The Archbishop also pointed toward broad support for the idea of an Anglican Covenant, as a means of repairing the breech in trust that now exists within the Communion. Again, no one is ever able to determine for others what terms will create trust. The Archbishop in his final Presidential Address at the Conference framed the discussion of the Covenant as a means of deeper engagement with each other in the Communion. “To embrace deeper and more solid ways of recognizing and trusting each other can be a grace not a burden; and when trust is deepened, more responsible and prayerful discussions can follow” (Rowan Williams, Lambeth, 2008). These words about trust we might apply directly to our Diocesan life. Another draft of this Covenant will be prepared for the meeting of the Anglican Consultative Council this May, and will eventually make its way to the constituent Churches of the Communion for discussion and action. I look forward to examining the next draft, and see this process as a graceful way for the Communion to engage more deeply and to move ahead together. Again, we are in this for the long haul.

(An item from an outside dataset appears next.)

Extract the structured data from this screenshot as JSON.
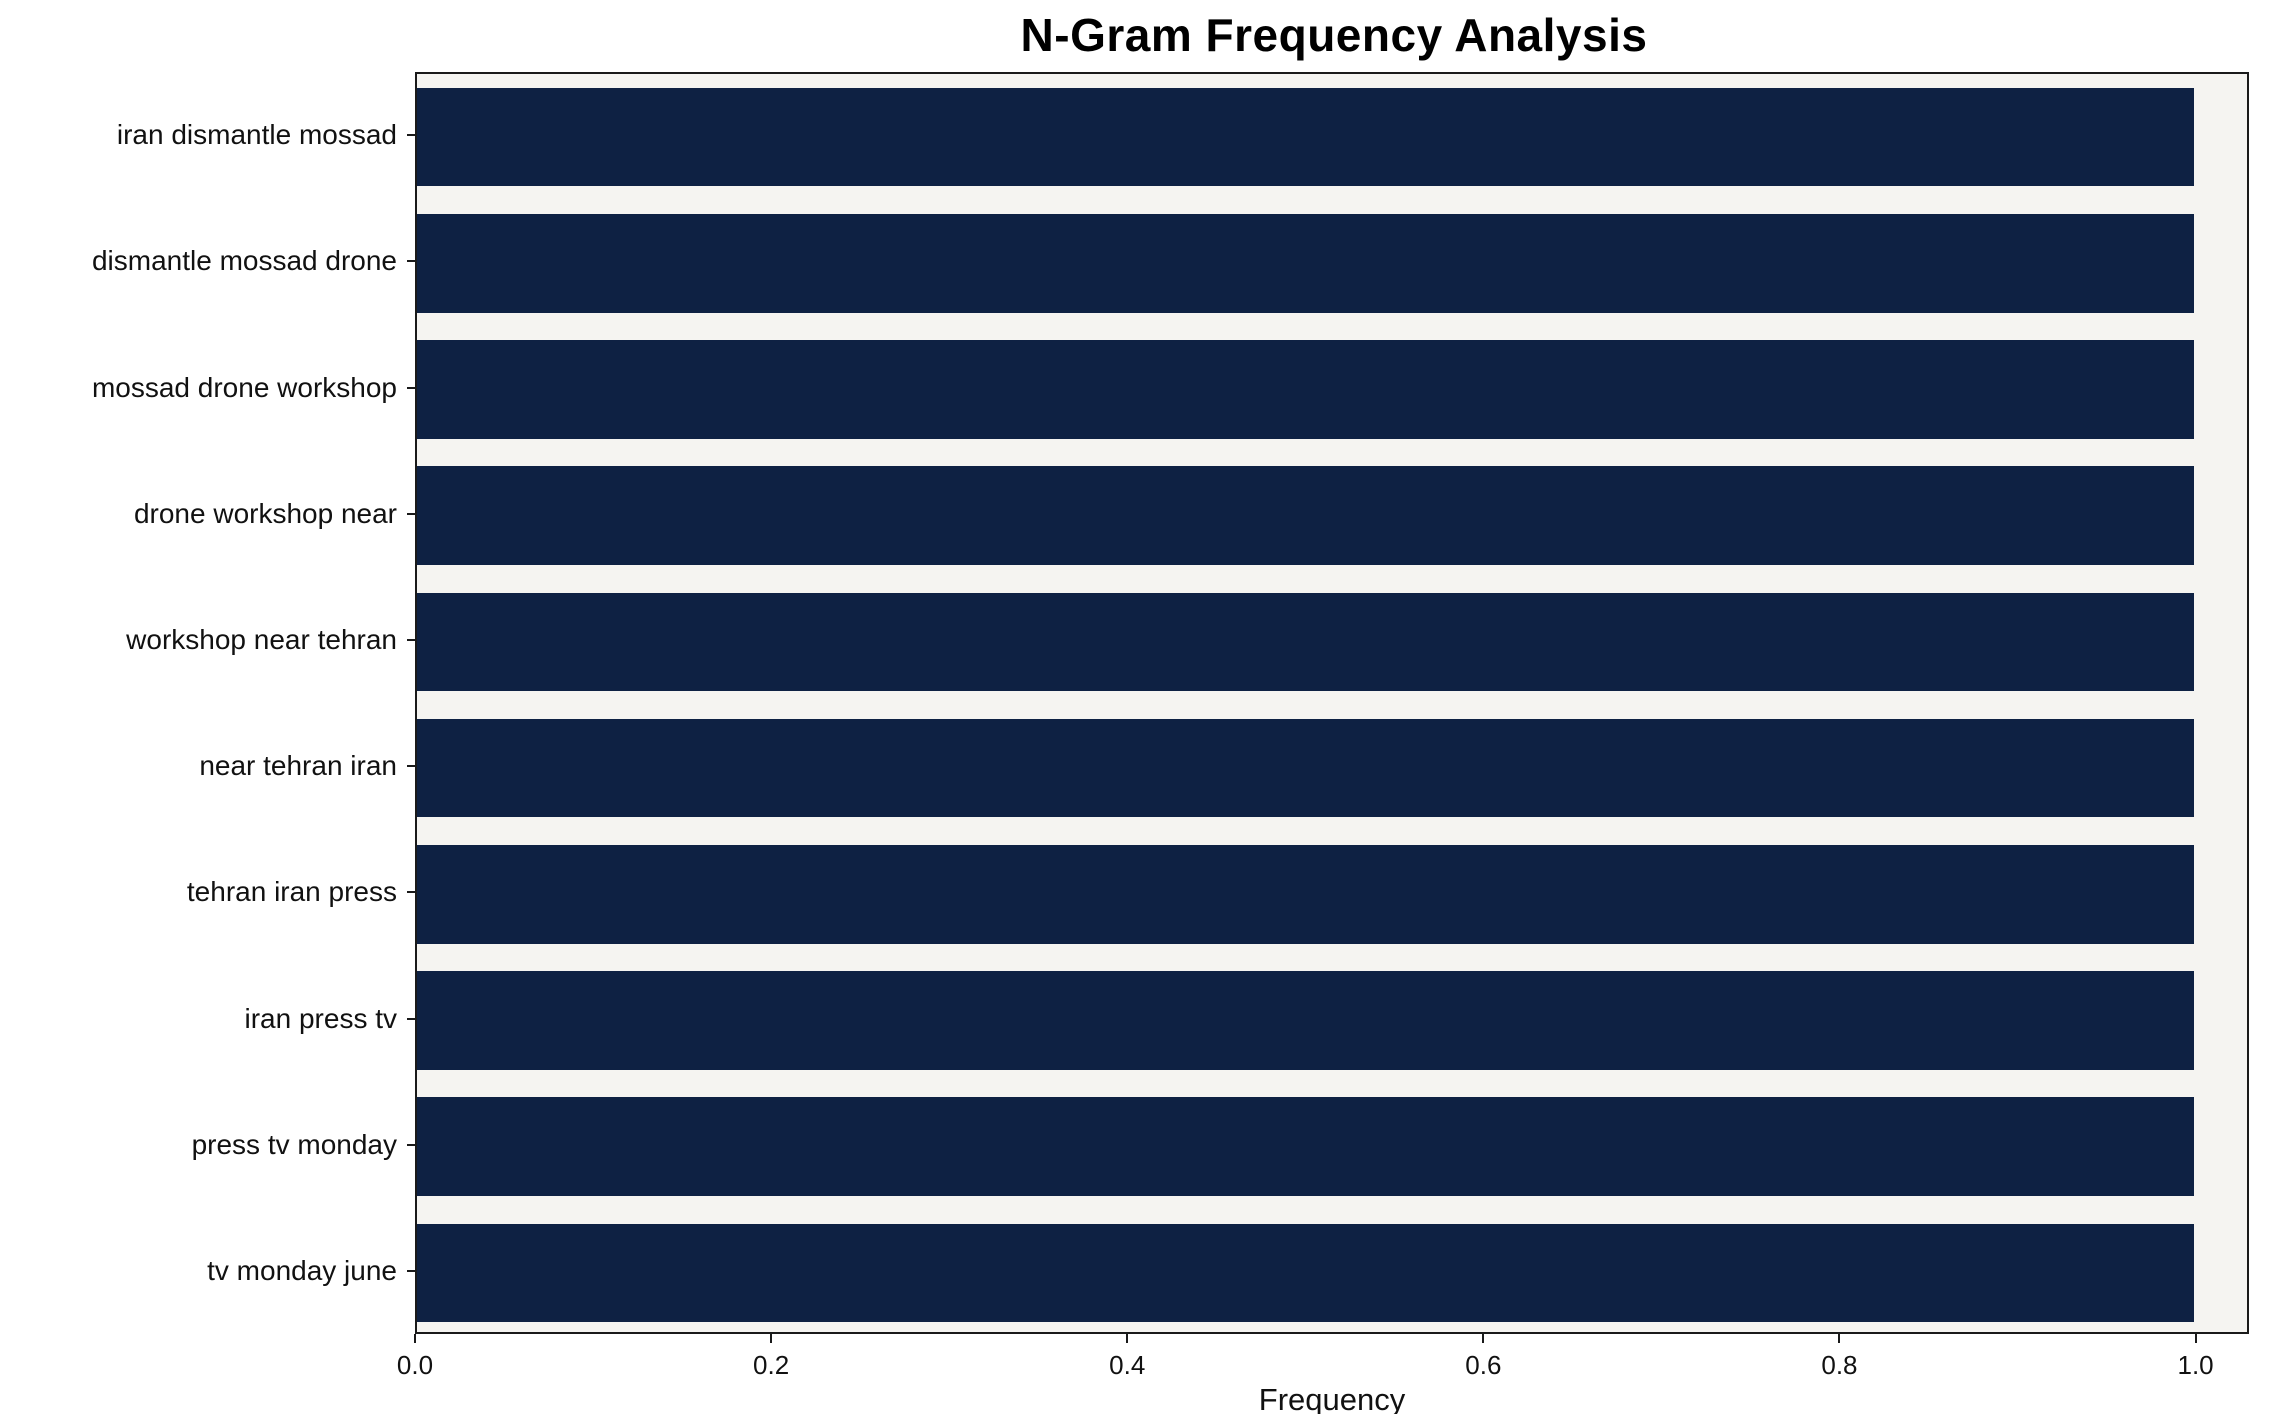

There are a host of challenges to our common life, but I continue to point to the value of that common life; indeed, not simply to the value but to the very necessity that we be a Church, defined by connection and relationship and not by isolation and separation. Remember the story of All Saints’, Smyrna, that we have heard again today: about the way in which a parish that endured a painful division came to life again: not through the intervention of the rich and powerful, but through the ministry of a group of refugees, aided by a small group of grieving parishioners and resourced by an indebted Diocese. It’s a resurrection story, not just for the refugees, but for all of us. It’s an inspiring story of how a church goes about doing its ministry!

The story of All Saints is now our story in the Diocese of Tennessee. It’s all about cross-cultural ministry and the environment, about new church plants and the Anglican Communion, about our financial responsibilities to each other and about our future as a diocese. Each parish and mission of our Diocese is filled with compelling stories of ministry just like this one. All of us need to see that the Church exists for mission, and gathers as a community around the work we do in the world. I challenge you to discover your ministries as congregations and as individuals, to move ahead in a time of difficulty in our nation and our world, to stay connected and in relationship with each other.

Thank you for all your prayer and support in this past year. Take heart as you go about your ministry. I have confidence in God and ask for your continued prayers for us as a Diocese as we answer the call and respond to what God is doing in the world.